When involved in a car accident in Tennessee, it could be in the victim’s interest to call the police. Besides potentially restoring order to the situation, the officers may take a police report. During litigation or when filing an insurance claim, a police report might prove valuable. Although an accident’s aftermath could be stressful and hectic, crash victims may still need to concentrate to properly file the police report.
How to file a police report
After calling the police to report the crash, an officer may soon come to the accident scene. The officer could then take the report based on the information provided by those he/she interviews.
Tennessee law mandates the involved parties file an “Owner/Driver Accident Report” when someone dies or suffers and injury in a car accident or the accident results in damage costing more than $50. Involved parties must file the report within 20 days to file the report when someone dies, is injured, or property damage exceeds $400.

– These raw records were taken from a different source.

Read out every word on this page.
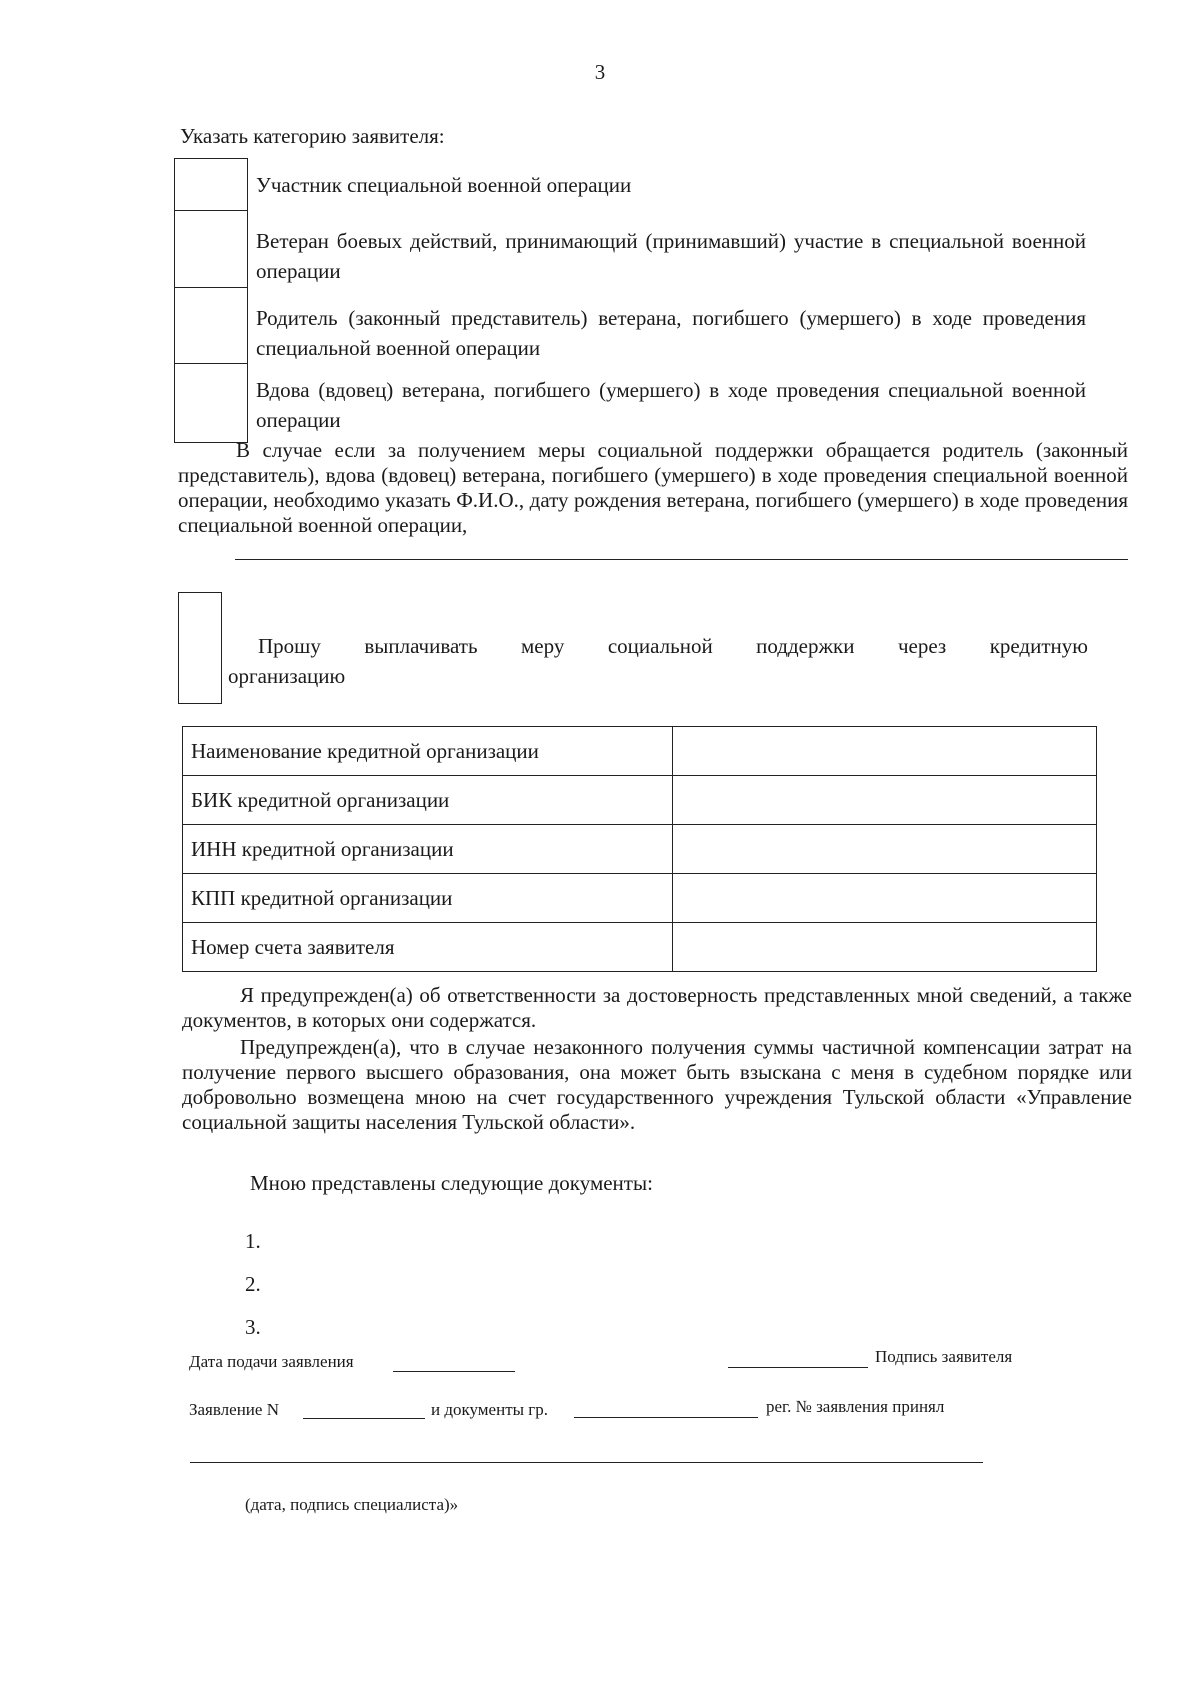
3
Указать категорию заявителя:
Участник специальной военной операции
Ветеран боевых действий, принимающий (принимавший) участие в специальной военной операции
Родитель (законный представитель) ветерана, погибшего (умершего) в ходе проведения специальной военной операции
Вдова (вдовец) ветерана, погибшего (умершего) в ходе проведения специальной военной операции
В случае если за получением меры социальной поддержки обращается родитель (законный представитель), вдова (вдовец) ветерана, погибшего (умершего) в ходе проведения специальной военной операции, необходимо указать Ф.И.О., дату рождения ветерана, погибшего (умершего) в ходе проведения специальной военной операции,
Прошу выплачивать меру социальной поддержки через кредитную
организацию
Наименование кредитной организации	
БИК кредитной организации	
ИНН кредитной организации	
КПП кредитной организации	
Номер счета заявителя	
Я предупрежден(а) об ответственности за достоверность представленных мной сведений, а также документов, в которых они содержатся.
Предупрежден(а), что в случае незаконного получения суммы частичной компенсации затрат на получение первого высшего образования, она может быть взыскана с меня в судебном порядке или добровольно возмещена мною на счет государственного учреждения Тульской области «Управление социальной защиты населения Тульской области».
Мною представлены следующие документы:
1.
2.
3.
Дата подачи заявления	Подпись заявителя
Заявление N	и документы гр.	рег. № заявления принял
(дата, подпись специалиста)»
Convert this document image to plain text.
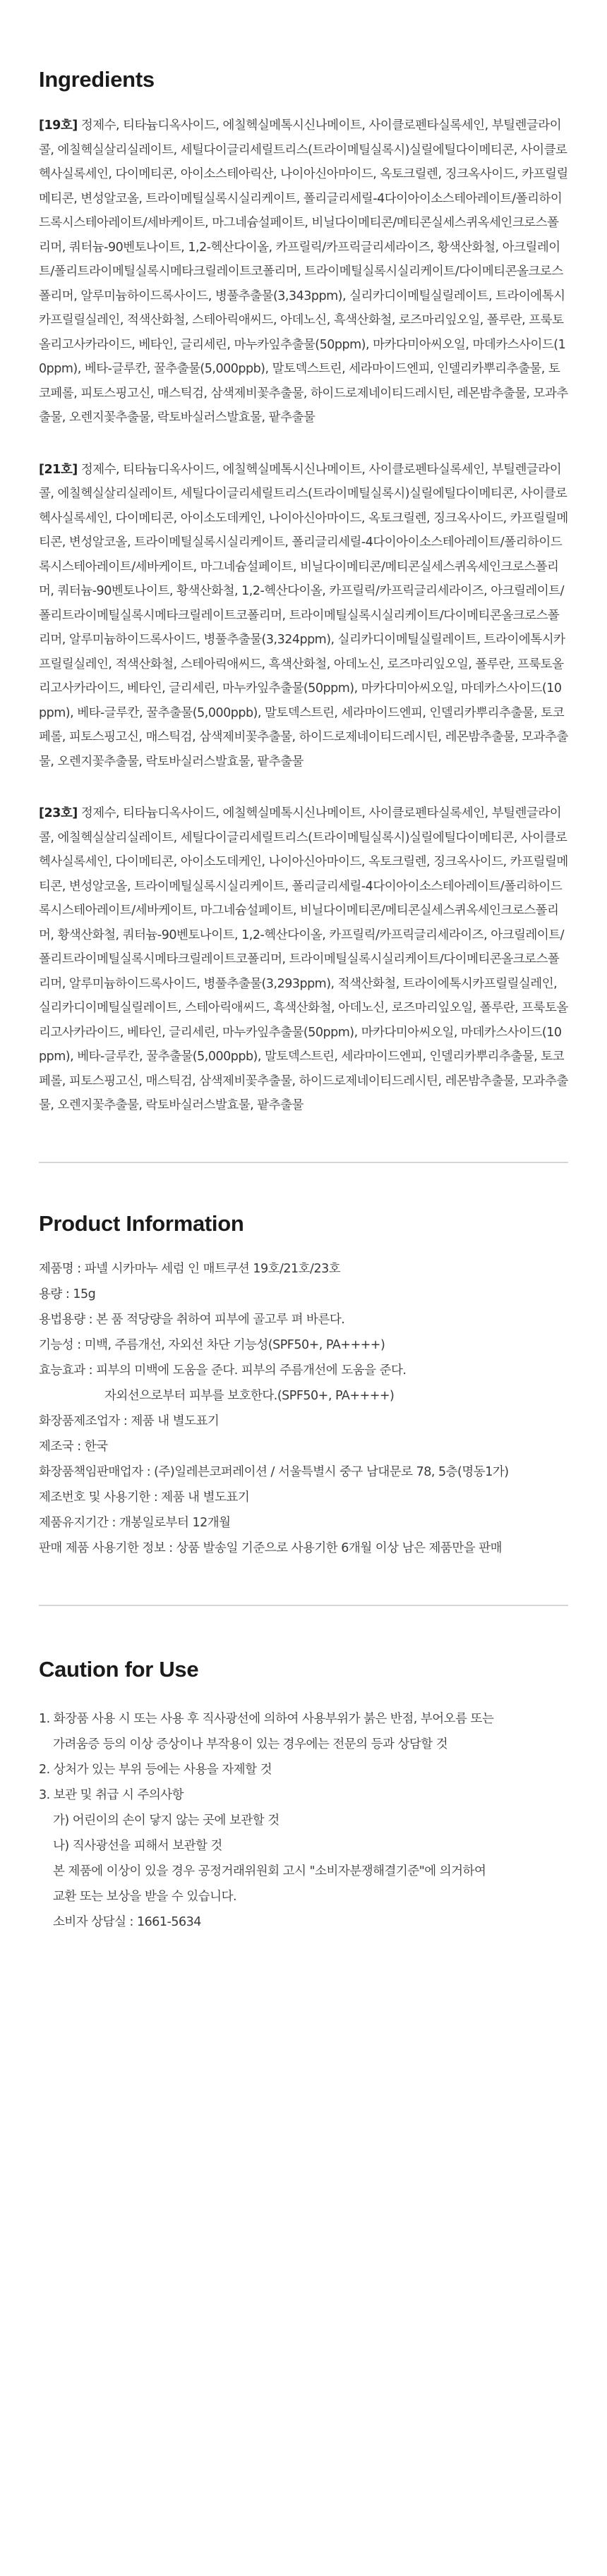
Ingredients

[19호] 정제수, 티타늄디옥사이드, 에칠헥실메톡시신나메이트, 사이클로펜타실록세인, 부틸렌글라이콜, 에칠헥실살리실레이트, 세틸다이글리세릴트리스(트라이메틸실록시)실릴에틸다이메티콘, 사이클로헥사실록세인, 다이메티콘, 아이소스테아릭산, 나이아신아마이드, 옥토크릴렌, 징크옥사이드, 카프릴릴메티콘, 변성알코올, 트라이메틸실록시실리케이트, 폴리글리세릴-4다이아이소스테아레이트/폴리하이드록시스테아레이트/세바케이트, 마그네슘설페이트, 비닐다이메티콘/메티콘실세스퀴옥세인크로스폴리머, 쿼터늄-90벤토나이트, 1,2-헥산다이올, 카프릴릭/카프릭글리세라이즈, 황색산화철, 아크릴레이트/폴리트라이메틸실록시메타크릴레이트코폴리머, 트라이메틸실록시실리케이트/다이메티콘올크로스폴리머, 알루미늄하이드록사이드, 병풀추출물(3,343ppm), 실리카디이메틸실릴레이트, 트라이에톡시카프릴릴실레인, 적색산화철, 스테아릭애씨드, 아데노신, 흑색산화철, 로즈마리잎오일, 폴루란, 프룩토올리고사카라이드, 베타인, 글리세린, 마누카잎추출물(50ppm), 마카다미아씨오일, 마데카스사이드(10ppm), 베타-글루칸, 꿀추출물(5,000ppb), 말토덱스트린, 세라마이드엔피, 인델리카뿌리추출물, 토코페롤, 피토스핑고신, 매스틱검, 삼색제비꽃추출물, 하이드로제네이티드레시틴, 레몬밤추출물, 모과추출물, 오렌지꽃추출물, 락토바실러스발효물, 팥추출물

[21호] 정제수, 티타늄디옥사이드, 에칠헥실메톡시신나메이트, 사이클로펜타실록세인, 부틸렌글라이콜, 에칠헥실살리실레이트, 세틸다이글리세릴트리스(트라이메틸실록시)실릴에틸다이메티콘, 사이클로헥사실록세인, 다이메티콘, 아이소도데케인, 나이아신아마이드, 옥토크릴렌, 징크옥사이드, 카프릴릴메티콘, 변성알코올, 트라이메틸실록시실리케이트, 폴리글리세릴-4다이아이소스테아레이트/폴리하이드록시스테아레이트/세바케이트, 마그네슘설페이트, 비닐다이메티콘/메티콘실세스퀴옥세인크로스폴리머, 쿼터늄-90벤토나이트, 황색산화철, 1,2-헥산다이올, 카프릴릭/카프릭글리세라이즈, 아크릴레이트/폴리트라이메틸실록시메타크릴레이트코폴리머, 트라이메틸실록시실리케이트/다이메티콘올크로스폴리머, 알루미늄하이드록사이드, 병풀추출물(3,324ppm), 실리카디이메틸실릴레이트, 트라이에톡시카프릴릴실레인, 적색산화철, 스테아릭애씨드, 흑색산화철, 아데노신, 로즈마리잎오일, 폴루란, 프룩토올리고사카라이드, 베타인, 글리세린, 마누카잎추출물(50ppm), 마카다미아씨오일, 마데카스사이드(10ppm), 베타-글루칸, 꿀추출물(5,000ppb), 말토덱스트린, 세라마이드엔피, 인델리카뿌리추출물, 토코페롤, 피토스핑고신, 매스틱검, 삼색제비꽃추출물, 하이드로제네이티드레시틴, 레몬밤추출물, 모과추출물, 오렌지꽃추출물, 락토바실러스발효물, 팥추출물

[23호] 정제수, 티타늄디옥사이드, 에칠헥실메톡시신나메이트, 사이클로펜타실록세인, 부틸렌글라이콜, 에칠헥실살리실레이트, 세틸다이글리세릴트리스(트라이메틸실록시)실릴에틸다이메티콘, 사이클로헥사실록세인, 다이메티콘, 아이소도데케인, 나이아신아마이드, 옥토크릴렌, 징크옥사이드, 카프릴릴메티콘, 변성알코올, 트라이메틸실록시실리케이트, 폴리글리세릴-4다이아이소스테아레이트/폴리하이드록시스테아레이트/세바케이트, 마그네슘설페이트, 비닐다이메티콘/메티콘실세스퀴옥세인크로스폴리머, 황색산화철, 쿼터늄-90벤토나이트, 1,2-헥산다이올, 카프릴릭/카프릭글리세라이즈, 아크릴레이트/폴리트라이메틸실록시메타크릴레이트코폴리머, 트라이메틸실록시실리케이트/다이메티콘올크로스폴리머, 알루미늄하이드록사이드, 병풀추출물(3,293ppm), 적색산화철, 트라이에톡시카프릴릴실레인, 실리카디이메틸실릴레이트, 스테아릭애씨드, 흑색산화철, 아데노신, 로즈마리잎오일, 폴루란, 프룩토올리고사카라이드, 베타인, 글리세린, 마누카잎추출물(50ppm), 마카다미아씨오일, 마데카스사이드(10ppm), 베타-글루칸, 꿀추출물(5,000ppb), 말토덱스트린, 세라마이드엔피, 인델리카뿌리추출물, 토코페롤, 피토스핑고신, 매스틱검, 삼색제비꽃추출물, 하이드로제네이티드레시틴, 레몬밤추출물, 모과추출물, 오렌지꽃추출물, 락토바실러스발효물, 팥추출물

Product Information
제품명 : 파넬 시카마누 세럼 인 매트쿠션 19호/21호/23호
용량 : 15g
용법용량 : 본 품 적당량을 취하여 피부에 골고루 펴 바른다.
기능성 : 미백, 주름개선, 자외선 차단 기능성(SPF50+, PA++++)
효능효과 : 피부의 미백에 도움을 준다. 피부의 주름개선에 도움을 준다.
자외선으로부터 피부를 보호한다.(SPF50+, PA++++)
화장품제조업자 : 제품 내 별도표기
제조국 : 한국
화장품책임판매업자 : (주)일레븐코퍼레이션 / 서울특별시 중구 남대문로 78, 5층(명동1가)
제조번호 및 사용기한 : 제품 내 별도표기
제품유지기간 : 개봉일로부터 12개월
판매 제품 사용기한 정보 : 상품 발송일 기준으로 사용기한 6개월 이상 남은 제품만을 판매
Caution for Use
1. 화장품 사용 시 또는 사용 후 직사광선에 의하여 사용부위가 붉은 반점, 부어오름 또는
가려움증 등의 이상 증상이나 부작용이 있는 경우에는 전문의 등과 상담할 것
2. 상처가 있는 부위 등에는 사용을 자제할 것
3. 보관 및 취급 시 주의사항
가) 어린이의 손이 닿지 않는 곳에 보관할 것
나) 직사광선을 피해서 보관할 것
본 제품에 이상이 있을 경우 공정거래위원회 고시 "소비자분쟁해결기준"에 의거하여
교환 또는 보상을 받을 수 있습니다.
소비자 상담실 : 1661-5634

The crash report must go to the Tennessee Department of Safety and Homeland Security. The address appears on the relevant form.
Concerns about filing a police report
Not everyone may see the importance of filing a report for property damage, even when the damage might be several hundreds of dollars. Besides complying with the law, doing so could increase the chances all relevant information ends up logged. The police might be more thorough than citizens when it comes to taking information about a crash.
Even when the property damage is less than $50, filing a police report may still be worthwhile. What if an injury doesn’t manifest until weeks later? Having a police report already available might help after learning about injuries and taking immediate action to seek compensation.
Filing a police report after a car accident could protect an injured person’s interests while complying with state law. Persons injured in an auto accident may hire an attorney to represent them to insurance companies or in court.